So ging es mir beim ersten Buch und auch noch beim 200. Dann wurde alles plötzlich sehr leicht. Denn ich hatte begonnen, die Fragestellung umzudrehen.
Fragt Euch nicht: Kann ich auf dieses Buch verzichten?
Fragt: Welche meiner Bücher würde ich bei 50 Grad im Schatten ohne Aussicht auf Wasser tagelang auf meinem Rücken durch eine Wüste schleppen?
Ihr glaubt gar nicht, wie fix die Auswahl dann vonstattengeht.
Meine zweite Aufgabe war, ehrlich zu mir zu sein. Oft sind wir nämllich nicht ehrlich, wenn wir an Dingen festhalten. Schon gar nicht bei Büchern. Eigentlich wisen wir, daß wir fast nie ein Buch zweimal lesen. Aber wir behalten es und geben ihm Raum, uns zu stressen. Warum?
Weil wir eitel sind.
Ja, das mußte ich mir eingestehen. Ich war ein wenig eitel, was ich alles für kluge Literatur gelesen habe. Die Bücher im Regal waren der Beweis. Aber brauche ich einen äußerlichen Beweis, daß ich nicht auf den Kopf gefallen bin? Nein. Brauche ich nicht. Also weg mit all jenen Exemplaren niveauvoller Literatur, die mein Leben nicht bereichert haben. Goethes Gedichte konnte ich schon im Studium nicht leiden. Jetzt ist es raus. Thomas Mann aber bleibt. Ein Mann für die Ewigkeit.
Weil wir uns mit einem Archiv verwechseln.
Gerade Nachschlagewerke haben eine penetrante Anhänglichkeit. Da könnte ich schnell nachschlagen, wenn die Hortensie den Kopf hängen läßt. Mache ich das? Nein. Ich google. So wie ich überhaupt alles google. Sogar Packungsbeilagen von Medikamenten. Die ich immer sorgsam in einem kleinen Karton aufbewahre. Falls ich mal was nachschlagen möchte. Wenn ich aber mal was nachschlagen möchte, habe ich gar keine Lust, mich durch den kompleten Karton zu ackern. Als chronisch Kranke gleicht der nämlich inzwischen einem Kompendium für angehende Apotheker.
Wozu also der Karton?
Und tschüß!
Und wozu die Nachschlagewerke, deren Inhalte ich ebenso gut googlen kann?
Und tschüß!
Weil wir geizig sind
So lange die Gegenstände hier herumstehen, scheint das dafür ausgegebene Geld nicht verloren. Die damals super hochwertigen Walkingstöcke. Paar mal gewalkt. Kopp mochte das Gehämmer nicht. Seitdem stehen sie hier im Eck und erinnern daran, daß jeder Gang rund 20€ gekostet hat.

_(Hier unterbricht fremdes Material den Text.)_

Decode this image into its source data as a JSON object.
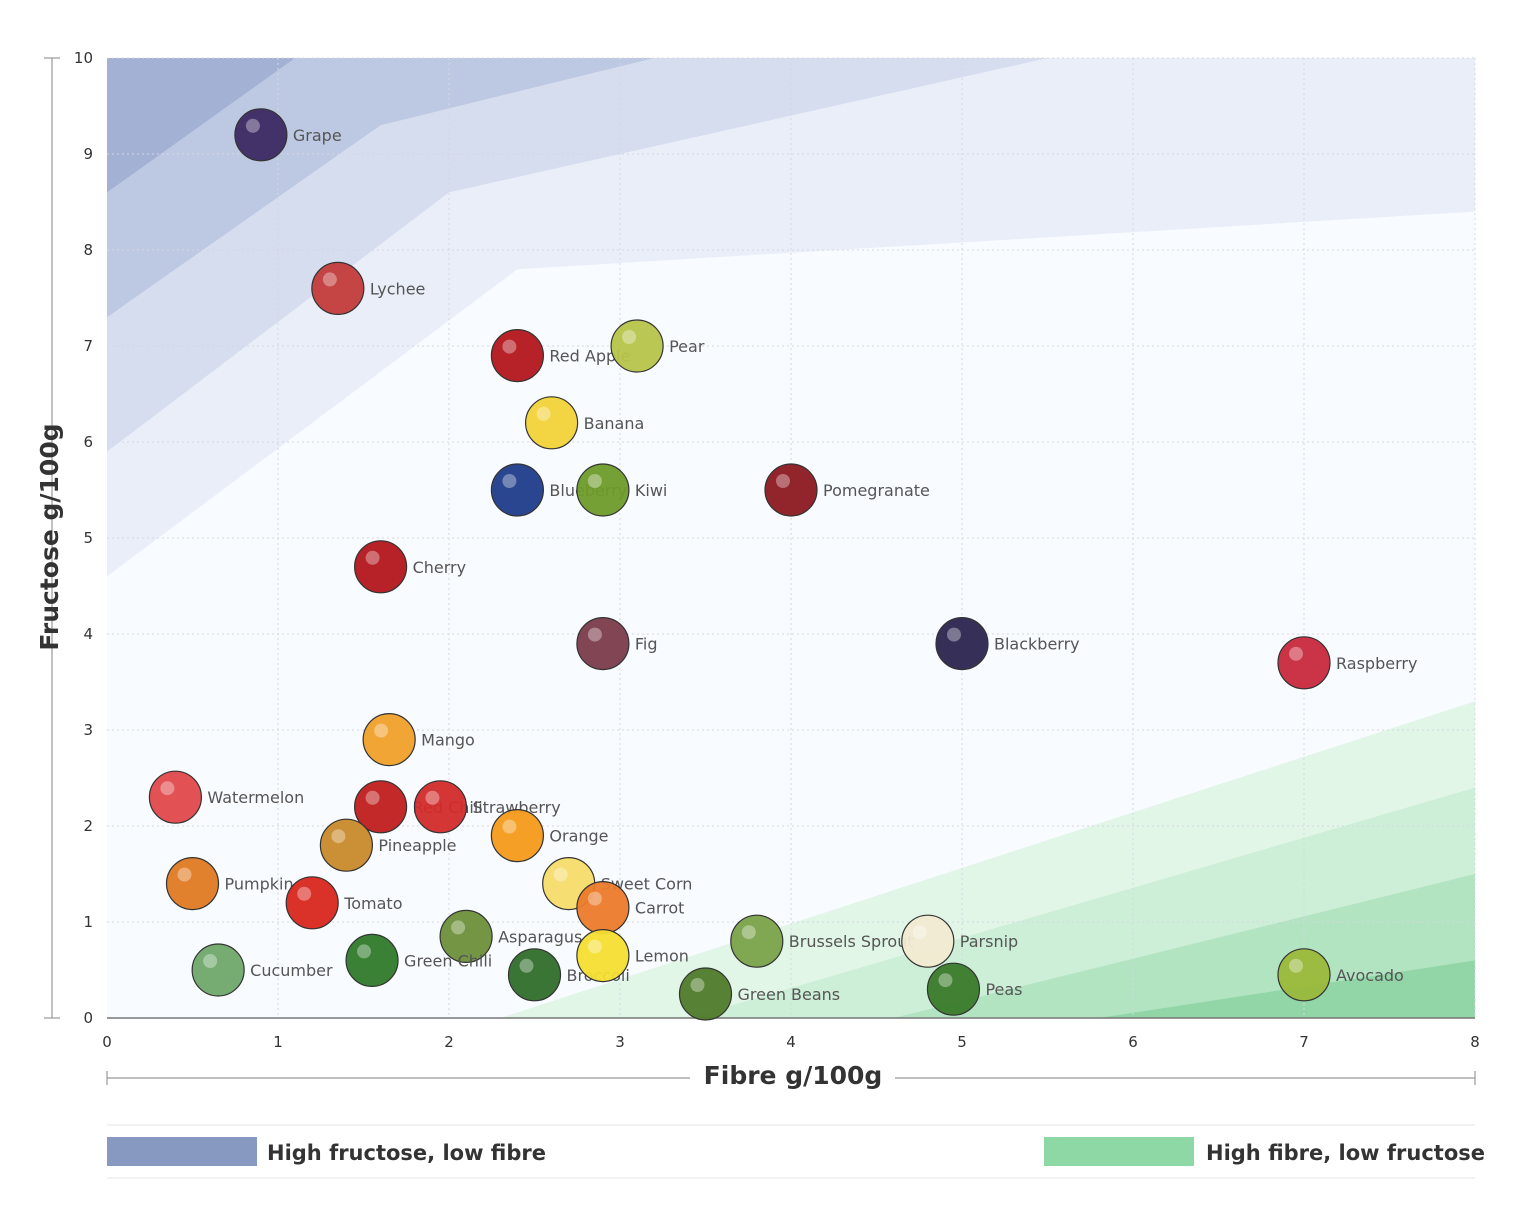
{
  "chart_data": {
    "type": "scatter",
    "title": "",
    "xlabel": "Fibre g/100g",
    "ylabel": "Fructose g/100g",
    "xlim": [
      0,
      8
    ],
    "ylim": [
      0,
      10
    ],
    "x_ticks": [
      "0",
      "1",
      "2",
      "3",
      "4",
      "5",
      "6",
      "7",
      "8"
    ],
    "y_ticks": [
      "0",
      "1",
      "2",
      "3",
      "4",
      "5",
      "6",
      "7",
      "8",
      "9",
      "10"
    ],
    "grid": true,
    "points": [
      {
        "name": "Grape",
        "x": 0.9,
        "y": 9.2,
        "color": "#3c2a62",
        "icon": "grape-icon"
      },
      {
        "name": "Lychee",
        "x": 1.35,
        "y": 7.6,
        "color": "#c33a3a",
        "icon": "lychee-icon"
      },
      {
        "name": "Red Apple",
        "x": 2.4,
        "y": 6.9,
        "color": "#b3161c",
        "icon": "apple-icon"
      },
      {
        "name": "Pear",
        "x": 3.1,
        "y": 7.0,
        "color": "#b7c44a",
        "icon": "pear-icon"
      },
      {
        "name": "Banana",
        "x": 2.6,
        "y": 6.2,
        "color": "#f2d33a",
        "icon": "banana-icon"
      },
      {
        "name": "Blueberry",
        "x": 2.4,
        "y": 5.5,
        "color": "#1f3c8a",
        "icon": "blueberry-icon"
      },
      {
        "name": "Kiwi",
        "x": 2.9,
        "y": 5.5,
        "color": "#6e9b2a",
        "icon": "kiwi-icon"
      },
      {
        "name": "Pomegranate",
        "x": 4.0,
        "y": 5.5,
        "color": "#8c1820",
        "icon": "pomegranate-icon"
      },
      {
        "name": "Cherry",
        "x": 1.6,
        "y": 4.7,
        "color": "#b3161c",
        "icon": "cherry-icon"
      },
      {
        "name": "Fig",
        "x": 2.9,
        "y": 3.9,
        "color": "#7a3b4a",
        "icon": "fig-icon"
      },
      {
        "name": "Blackberry",
        "x": 5.0,
        "y": 3.9,
        "color": "#2b2550",
        "icon": "blackberry-icon"
      },
      {
        "name": "Raspberry",
        "x": 7.0,
        "y": 3.7,
        "color": "#c8283c",
        "icon": "raspberry-icon"
      },
      {
        "name": "Mango",
        "x": 1.65,
        "y": 2.9,
        "color": "#f0a02a",
        "icon": "mango-icon"
      },
      {
        "name": "Watermelon",
        "x": 0.4,
        "y": 2.3,
        "color": "#e0484a",
        "icon": "watermelon-icon"
      },
      {
        "name": "Red Chili",
        "x": 1.6,
        "y": 2.2,
        "color": "#c01e1e",
        "icon": "red-chili-icon"
      },
      {
        "name": "Strawberry",
        "x": 1.95,
        "y": 2.2,
        "color": "#d22a2a",
        "icon": "strawberry-icon"
      },
      {
        "name": "Orange",
        "x": 2.4,
        "y": 1.9,
        "color": "#f49a1a",
        "icon": "orange-icon"
      },
      {
        "name": "Pumpkin",
        "x": 0.5,
        "y": 1.4,
        "color": "#e07a22",
        "icon": "pumpkin-icon"
      },
      {
        "name": "Pineapple",
        "x": 1.4,
        "y": 1.8,
        "color": "#c88a2a",
        "icon": "pineapple-icon"
      },
      {
        "name": "Sweet Corn",
        "x": 2.7,
        "y": 1.4,
        "color": "#f6dc6a",
        "icon": "corn-icon"
      },
      {
        "name": "Carrot",
        "x": 2.9,
        "y": 1.15,
        "color": "#ec7a2a",
        "icon": "carrot-icon"
      },
      {
        "name": "Tomato",
        "x": 1.2,
        "y": 1.2,
        "color": "#d8261e",
        "icon": "tomato-icon"
      },
      {
        "name": "Asparagus",
        "x": 2.1,
        "y": 0.85,
        "color": "#6d8f3a",
        "icon": "asparagus-icon"
      },
      {
        "name": "Cucumber",
        "x": 0.65,
        "y": 0.5,
        "color": "#6fa86a",
        "icon": "cucumber-icon"
      },
      {
        "name": "Green Chili",
        "x": 1.55,
        "y": 0.6,
        "color": "#2f7a2a",
        "icon": "green-chili-icon"
      },
      {
        "name": "Broccoli",
        "x": 2.5,
        "y": 0.45,
        "color": "#2f6e2a",
        "icon": "broccoli-icon"
      },
      {
        "name": "Lemon",
        "x": 2.9,
        "y": 0.65,
        "color": "#f6de32",
        "icon": "lemon-icon"
      },
      {
        "name": "Green Beans",
        "x": 3.5,
        "y": 0.25,
        "color": "#4f7a2a",
        "icon": "green-beans-icon"
      },
      {
        "name": "Brussels Sprout",
        "x": 3.8,
        "y": 0.8,
        "color": "#7aa24a",
        "icon": "brussels-sprout-icon"
      },
      {
        "name": "Parsnip",
        "x": 4.8,
        "y": 0.8,
        "color": "#f2ead2",
        "icon": "parsnip-icon"
      },
      {
        "name": "Peas",
        "x": 4.95,
        "y": 0.3,
        "color": "#3a7a2a",
        "icon": "peas-icon"
      },
      {
        "name": "Avocado",
        "x": 7.0,
        "y": 0.45,
        "color": "#9ab83a",
        "icon": "avocado-icon"
      }
    ],
    "legend": [
      {
        "label": "High fructose, low fibre",
        "color": "#8799c0",
        "position": "bottom-left"
      },
      {
        "label": "High fibre, low fructose",
        "color": "#8ed8a5",
        "position": "bottom-right"
      }
    ]
  }
}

Der sündhaft teure Smoothiemaker, der nicht mehr brummt, seit wir lieber wieder feste Nahrung zu uns nehmen. Die süße kleine Designer-Handtasche für die besondere Gelegenheit, die nicht kommt. Und in meinem Leben sowieso nicht mehr. Das hat doch Geld gekostet! Viel Geld. Hat es. Das Geld ist weg. Und der Sinn der Sachen auch.

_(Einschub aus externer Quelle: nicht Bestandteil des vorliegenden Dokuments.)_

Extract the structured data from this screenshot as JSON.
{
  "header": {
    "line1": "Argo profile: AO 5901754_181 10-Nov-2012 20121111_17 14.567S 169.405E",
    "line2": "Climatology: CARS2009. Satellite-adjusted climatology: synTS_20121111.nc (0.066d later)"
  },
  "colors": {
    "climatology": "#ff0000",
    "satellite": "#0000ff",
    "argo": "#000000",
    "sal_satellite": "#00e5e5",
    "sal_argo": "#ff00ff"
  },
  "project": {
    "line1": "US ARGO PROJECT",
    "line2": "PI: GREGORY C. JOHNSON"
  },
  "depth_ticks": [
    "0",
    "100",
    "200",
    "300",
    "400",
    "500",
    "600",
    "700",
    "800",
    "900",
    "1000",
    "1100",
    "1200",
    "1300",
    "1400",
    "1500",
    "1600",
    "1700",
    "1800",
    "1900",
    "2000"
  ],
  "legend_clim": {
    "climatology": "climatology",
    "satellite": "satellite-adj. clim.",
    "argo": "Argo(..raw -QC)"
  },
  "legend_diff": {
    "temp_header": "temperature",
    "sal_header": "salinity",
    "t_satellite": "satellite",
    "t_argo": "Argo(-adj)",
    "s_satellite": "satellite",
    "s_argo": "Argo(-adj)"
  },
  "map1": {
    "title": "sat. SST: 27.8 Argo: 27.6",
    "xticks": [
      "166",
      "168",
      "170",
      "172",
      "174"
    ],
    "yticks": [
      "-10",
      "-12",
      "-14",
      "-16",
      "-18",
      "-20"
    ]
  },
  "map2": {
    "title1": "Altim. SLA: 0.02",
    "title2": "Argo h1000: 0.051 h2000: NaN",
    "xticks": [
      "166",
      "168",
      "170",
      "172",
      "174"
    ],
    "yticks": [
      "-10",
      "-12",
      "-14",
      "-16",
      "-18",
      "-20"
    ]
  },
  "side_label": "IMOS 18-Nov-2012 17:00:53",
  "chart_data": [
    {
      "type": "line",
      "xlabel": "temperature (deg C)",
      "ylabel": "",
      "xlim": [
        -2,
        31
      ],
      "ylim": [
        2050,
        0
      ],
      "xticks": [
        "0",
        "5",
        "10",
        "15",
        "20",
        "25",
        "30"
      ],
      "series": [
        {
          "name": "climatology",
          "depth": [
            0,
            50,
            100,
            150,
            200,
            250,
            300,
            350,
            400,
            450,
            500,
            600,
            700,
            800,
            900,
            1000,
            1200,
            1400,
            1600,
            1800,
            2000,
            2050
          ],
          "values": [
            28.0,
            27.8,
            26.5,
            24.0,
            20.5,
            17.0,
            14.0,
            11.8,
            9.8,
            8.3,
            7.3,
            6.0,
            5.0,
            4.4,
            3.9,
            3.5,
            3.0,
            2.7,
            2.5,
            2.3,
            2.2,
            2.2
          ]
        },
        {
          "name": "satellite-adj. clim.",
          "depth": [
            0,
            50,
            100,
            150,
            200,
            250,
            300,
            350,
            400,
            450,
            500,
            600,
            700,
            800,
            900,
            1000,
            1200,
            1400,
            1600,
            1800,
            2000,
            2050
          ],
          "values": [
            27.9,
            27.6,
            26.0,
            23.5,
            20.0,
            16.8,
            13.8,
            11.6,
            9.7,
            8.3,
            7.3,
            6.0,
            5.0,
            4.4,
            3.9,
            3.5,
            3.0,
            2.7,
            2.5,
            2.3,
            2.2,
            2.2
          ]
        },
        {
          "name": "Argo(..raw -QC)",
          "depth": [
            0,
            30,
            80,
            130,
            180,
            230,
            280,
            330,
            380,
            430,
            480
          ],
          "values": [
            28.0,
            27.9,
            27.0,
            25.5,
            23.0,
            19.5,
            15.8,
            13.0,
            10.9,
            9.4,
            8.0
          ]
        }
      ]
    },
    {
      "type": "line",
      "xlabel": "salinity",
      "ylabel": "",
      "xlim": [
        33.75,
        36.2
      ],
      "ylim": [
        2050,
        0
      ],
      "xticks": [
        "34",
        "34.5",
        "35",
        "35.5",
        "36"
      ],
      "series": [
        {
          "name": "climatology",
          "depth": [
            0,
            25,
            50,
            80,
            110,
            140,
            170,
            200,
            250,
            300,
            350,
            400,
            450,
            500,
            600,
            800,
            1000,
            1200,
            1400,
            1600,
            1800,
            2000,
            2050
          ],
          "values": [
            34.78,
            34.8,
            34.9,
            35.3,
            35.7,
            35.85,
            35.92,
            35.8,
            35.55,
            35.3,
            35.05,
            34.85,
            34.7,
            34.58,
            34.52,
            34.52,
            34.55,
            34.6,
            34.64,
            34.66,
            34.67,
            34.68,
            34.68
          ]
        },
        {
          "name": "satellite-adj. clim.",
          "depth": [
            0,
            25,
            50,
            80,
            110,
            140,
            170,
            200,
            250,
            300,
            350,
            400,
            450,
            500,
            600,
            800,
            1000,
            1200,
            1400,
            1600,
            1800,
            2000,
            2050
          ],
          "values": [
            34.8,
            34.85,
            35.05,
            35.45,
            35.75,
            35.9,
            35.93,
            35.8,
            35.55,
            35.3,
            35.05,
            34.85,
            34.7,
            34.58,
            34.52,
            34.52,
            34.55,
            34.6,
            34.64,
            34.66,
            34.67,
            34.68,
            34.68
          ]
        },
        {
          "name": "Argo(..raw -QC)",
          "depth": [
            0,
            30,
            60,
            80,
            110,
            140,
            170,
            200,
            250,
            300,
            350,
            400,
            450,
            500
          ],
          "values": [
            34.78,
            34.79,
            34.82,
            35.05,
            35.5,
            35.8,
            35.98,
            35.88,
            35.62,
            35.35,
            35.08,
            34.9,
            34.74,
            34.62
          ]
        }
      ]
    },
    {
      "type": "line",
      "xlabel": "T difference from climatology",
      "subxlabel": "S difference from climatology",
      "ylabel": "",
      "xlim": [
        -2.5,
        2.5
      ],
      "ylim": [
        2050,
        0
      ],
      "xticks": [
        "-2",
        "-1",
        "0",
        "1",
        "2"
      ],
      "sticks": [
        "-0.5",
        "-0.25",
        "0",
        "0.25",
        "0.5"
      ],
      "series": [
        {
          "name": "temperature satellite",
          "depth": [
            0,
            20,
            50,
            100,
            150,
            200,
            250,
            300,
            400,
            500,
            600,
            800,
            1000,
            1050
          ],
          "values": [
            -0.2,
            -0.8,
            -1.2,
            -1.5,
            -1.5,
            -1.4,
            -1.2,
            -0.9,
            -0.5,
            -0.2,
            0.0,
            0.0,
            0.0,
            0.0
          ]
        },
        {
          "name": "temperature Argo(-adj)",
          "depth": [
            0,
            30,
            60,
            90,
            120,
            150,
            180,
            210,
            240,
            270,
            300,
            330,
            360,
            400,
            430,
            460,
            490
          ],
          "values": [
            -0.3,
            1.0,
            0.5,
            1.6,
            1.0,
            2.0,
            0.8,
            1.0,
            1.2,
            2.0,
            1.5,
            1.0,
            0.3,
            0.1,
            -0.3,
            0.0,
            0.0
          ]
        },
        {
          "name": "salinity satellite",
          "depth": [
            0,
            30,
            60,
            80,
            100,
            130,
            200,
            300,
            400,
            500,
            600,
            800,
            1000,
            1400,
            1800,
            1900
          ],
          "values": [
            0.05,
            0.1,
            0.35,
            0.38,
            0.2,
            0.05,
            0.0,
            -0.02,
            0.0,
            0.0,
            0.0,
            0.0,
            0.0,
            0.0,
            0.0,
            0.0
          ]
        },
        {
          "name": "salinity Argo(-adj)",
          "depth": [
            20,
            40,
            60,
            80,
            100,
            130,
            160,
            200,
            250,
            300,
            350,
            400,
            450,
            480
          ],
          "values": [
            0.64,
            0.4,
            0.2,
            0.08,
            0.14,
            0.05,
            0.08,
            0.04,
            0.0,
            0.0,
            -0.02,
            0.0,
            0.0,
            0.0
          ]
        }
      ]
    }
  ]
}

So lange sie unbenutzt hier herum stehen, treten sie uns jeden Tag aufs Neue in den Magen. Und wir verlieren jeden Tag noch mehr Geld. Weil wir mehr Quadratmeter mieten als nötig für Dinge, die wir eigentlich gar nicht mehr benutzen. Auch, wenn sie nigelnagelneu sind.
Und tschüß!
Wir leben jetzt bei der zauberhaften Fitneßtrainerin von schräg oben |
Weil wir Hamster sind
Die eigene Höhle sicher zu machen, ist ein Urbedürfnis. Wir wollen für alle Fälle gerüstet sein. Fragt Euch, wie oft die Fälle eintreten. Wie oft geht uns außerhalb der Ladenöffnungszeiten ein Fön kaputt und wir sind dankbar, seit 20 Jahren einen zweiten in der Schublade zu haben? Wenn nicht mein Reisehaarfön ist, so gut wie nie.
Trotzdem haben wir von allem mehrere Ausführungen. Oder wir bewahren die alten Modelle auf, wenn wir uns Neue kaufen. Man weiß ja nie.
Inzwischen haben die großen Ketten aber mindestens bis 21 Uhr geöffnet. Und wer fönt sich schon nachts die Haare?
Also adios amor!
Weil wir für einen Zweck diverse Optionen bereit halten
In meinem Krug für Küchenutensilien lagerten rund 20 Stück. Ich zog fünf Messer heraus. Und fragte mich, was ich mit vier davon eigentlich zubereite. Egal, welcher Fall eintritt, ich koche immer nur mit dem einen. Weil es super ist, gut in der Hand liegt und ich es mag. Ja, man kann auch Küchenmesser mögen. Die anderen vier stehen da doof herum und machen den Jogi Löw.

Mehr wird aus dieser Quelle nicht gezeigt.